Broteer Furro was born in 1729 in Guinea, what is now West Africa, and was raised to lead the tribe of Dukandarra. Even at 1 or 2 years old, his father Sanguin, the prince of Dukandarra, and the community schooled Broteer, and he was a highly educated child. Within a few years, he had been captured during a jihad; his father was killed, and his country was wiped out. Captors marched him 1,000 miles to Anomabo on the Gold Coast — modern-day Ghana. Slave traders sold Broteer for four gallons of rum and a piece of cloth, and he was soon on his way to America. He was bought in 1739 as a “venture” by a Rhode Island slave ship’s officer, and thus renamed Venture Smith.
Recently at the Oak Bluffs library, Chandler Saint, the president of the Beecher House Center for the Study of Equal Rights in Torrington, Conn., spoke about Venture Smith, and why we should all know his story and the stories of other slaves. Mr. Saint co-directs the Documenting Venture Smith Project and he spoke as part of Maritime History month at the library, commemorating the Vineyard’s abiding connection with the sea. Mr. Saint also oversees the Sloop Venture project, which will be a planned re-enactment of life aboard the slave ship which brought Venture Smith to New England; it will tour the Northeast in the coming years.
Mr. Saint was joined by Johanna Odonkor Svanikier, the Ghanaian cultural ambassador, and they announced their efforts to memorialize the 400th anniversary (in 2019) of the first African slave landing. Venture Smith would go on to buy his freedom, and wrote an autobiography that may be the earliest known example of an autobiographical narrative in the voice of an African-American. The book had this unwieldy but descriptive title: “A Narrative of the Life and Adventures of Venture, a Native of Africa: But Resident above Sixty Years in the United States of America, Related by Himself.”

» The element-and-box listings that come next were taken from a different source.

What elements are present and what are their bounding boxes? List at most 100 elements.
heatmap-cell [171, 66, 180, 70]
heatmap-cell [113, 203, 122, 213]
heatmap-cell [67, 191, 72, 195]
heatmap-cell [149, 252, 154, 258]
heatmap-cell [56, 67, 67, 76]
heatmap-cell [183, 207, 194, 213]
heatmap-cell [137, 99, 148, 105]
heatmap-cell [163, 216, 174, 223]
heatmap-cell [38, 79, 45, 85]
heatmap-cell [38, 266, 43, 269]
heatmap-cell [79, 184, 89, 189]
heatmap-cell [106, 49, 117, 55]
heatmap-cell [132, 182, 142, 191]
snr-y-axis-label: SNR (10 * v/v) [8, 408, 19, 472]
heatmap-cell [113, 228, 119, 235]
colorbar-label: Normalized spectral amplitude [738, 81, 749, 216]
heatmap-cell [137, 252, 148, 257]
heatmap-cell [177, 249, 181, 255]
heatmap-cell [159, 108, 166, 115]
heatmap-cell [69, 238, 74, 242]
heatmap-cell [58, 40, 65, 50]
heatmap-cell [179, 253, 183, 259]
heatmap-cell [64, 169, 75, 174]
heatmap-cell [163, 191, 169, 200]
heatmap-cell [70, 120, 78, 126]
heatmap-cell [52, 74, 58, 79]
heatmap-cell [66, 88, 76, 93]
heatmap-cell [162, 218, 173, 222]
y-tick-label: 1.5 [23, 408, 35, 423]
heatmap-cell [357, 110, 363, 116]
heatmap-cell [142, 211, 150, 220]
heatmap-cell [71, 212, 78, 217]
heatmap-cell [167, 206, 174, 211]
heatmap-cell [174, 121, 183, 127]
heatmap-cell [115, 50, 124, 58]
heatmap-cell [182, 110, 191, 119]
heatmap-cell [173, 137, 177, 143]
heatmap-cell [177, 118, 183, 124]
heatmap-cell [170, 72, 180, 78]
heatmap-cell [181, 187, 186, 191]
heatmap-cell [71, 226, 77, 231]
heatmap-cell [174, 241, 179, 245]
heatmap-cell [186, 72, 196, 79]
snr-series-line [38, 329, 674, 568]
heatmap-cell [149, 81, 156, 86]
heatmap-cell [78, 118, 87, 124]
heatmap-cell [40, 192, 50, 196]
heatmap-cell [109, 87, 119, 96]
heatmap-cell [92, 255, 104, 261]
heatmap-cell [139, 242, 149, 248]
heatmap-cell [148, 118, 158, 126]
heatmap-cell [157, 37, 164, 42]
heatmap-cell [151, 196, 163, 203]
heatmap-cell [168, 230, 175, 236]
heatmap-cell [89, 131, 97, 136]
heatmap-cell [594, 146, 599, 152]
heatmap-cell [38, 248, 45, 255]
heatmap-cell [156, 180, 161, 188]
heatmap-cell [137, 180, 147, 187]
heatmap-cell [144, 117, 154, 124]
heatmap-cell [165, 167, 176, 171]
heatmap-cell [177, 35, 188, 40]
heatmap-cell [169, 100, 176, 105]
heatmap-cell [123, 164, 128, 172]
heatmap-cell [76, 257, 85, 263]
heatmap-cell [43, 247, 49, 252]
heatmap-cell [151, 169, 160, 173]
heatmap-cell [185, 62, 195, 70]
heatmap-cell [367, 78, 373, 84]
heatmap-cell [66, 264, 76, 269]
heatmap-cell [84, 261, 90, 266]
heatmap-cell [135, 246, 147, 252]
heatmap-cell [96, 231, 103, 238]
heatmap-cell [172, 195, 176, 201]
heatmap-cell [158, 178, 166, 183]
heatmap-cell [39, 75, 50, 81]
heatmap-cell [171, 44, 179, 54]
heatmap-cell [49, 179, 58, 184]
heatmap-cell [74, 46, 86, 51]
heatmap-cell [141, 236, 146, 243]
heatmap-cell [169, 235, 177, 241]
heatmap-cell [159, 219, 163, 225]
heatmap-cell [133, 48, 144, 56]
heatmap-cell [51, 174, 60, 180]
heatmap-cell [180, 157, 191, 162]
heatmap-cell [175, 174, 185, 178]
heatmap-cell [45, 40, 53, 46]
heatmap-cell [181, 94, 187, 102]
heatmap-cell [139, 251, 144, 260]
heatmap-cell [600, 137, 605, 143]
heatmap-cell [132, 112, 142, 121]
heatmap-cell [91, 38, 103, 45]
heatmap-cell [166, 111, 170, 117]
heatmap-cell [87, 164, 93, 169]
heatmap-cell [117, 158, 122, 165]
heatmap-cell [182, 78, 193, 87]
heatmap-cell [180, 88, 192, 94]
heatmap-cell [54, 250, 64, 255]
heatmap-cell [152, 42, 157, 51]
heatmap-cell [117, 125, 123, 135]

Venture wrote of his experience:
“The invaders then pinioned the prisoners of all ages and sexes indiscriminately and then moved on their way toward the sea.”
Among the attendees at the library event was Island resident Floyd Henry, a ninth-generation descendant of Venture Smith.
About Anomabo, the port in modern-day Ghana, Mr. Saint said, “Anomabo was built for one purpose — to buy and sell human beings. It operated basically for 100 years, from 1707 to 1807, and during that period, from dawn till dusk every hour of every day for 100 years, an African was stripped of his or her freedom and shipped by the Middle Passage to become the labor force of the West Indies and colonial North America.”
An estimated 450,000 Africans, including Venture Smith, were forced into a life of slavery during this 100-year period; his narrative offers a fascinating glimpse into their lives.
“After an ordinary passage,” he wrote, “except for great mortality by smallpox which broke out onboard, we arrived in Barbadoes.”
“It’s an actual, pure autobiography. There are less than two dozen autobiographical works published in the 17th and 18th century, so it’s an extremely important literary document,” Mr. Saint said. “Some people criticize he was only 11, so he couldn’t have been that well educated. Well, Henry the VIII’s son was 9 or so when he assumed the throne.”
Venture recalls the boat in his narrative — about how all but four of the slaves were sold to planters.
But Venture and a handful of others continued sailing to Rhode Island, and were sold to the Mumford residence. Mr. Saint said Venture spent years on Fishers Island, N.Y., and it is a sort of anomaly that one of the most well-documented slaves never left the Northeast.
In his prime, Venture towered over 6 feet tall, and weighed 300 pounds:
“I descended from a very large, tall and stout race,” he reported in his book, “commonly about six feet and every way well proportioned …”
When freed, he was able to buy two farms, one in Connecticut and one in Southampton, N.Y. He worked extraordinarily hard, and one by one, he was able to free the members of his family.
“The average laborer was getting one-and-a-half to two-and-a-half pounds a month,” Mr. Saint said at the library. “And Venture went out and cut wood, traded, did everything under the sun to get the money to free his family. His kids were worth about 150 pounds. And finally, after nine years, Venture freed his family. He went on to free other enslaved people outside his family”
By the time Venture Smith reached his 60s, he saw himself as a Connecticut gentleman and patriarch. He died on Sept. 30, 1805, at the age of 77, and Venture Smith Day is celebrated on that day at the First Church Cemetery in in East Haddam, Conn., where he was laid to rest.
The story of Venture Smith is a singular one in American history — the son of a prince who was kidnapped and sold into slavery, only to claim a position in Connecticut society. “I paid an enormous sum for my freedom,” he wrote. “My freedom is a privilege which nothing else can equal.”
You can find a transcript of Venture Smith’s autobiography, “A Narrative of the Life and Adventures of Venture, a Native of Africa: But Resident above Sixty Years in the United States of America, Related by Himself,” at bit.ly/venturesmith. A copy of the book and an audiotape version are also available at the Oak Bluffs library.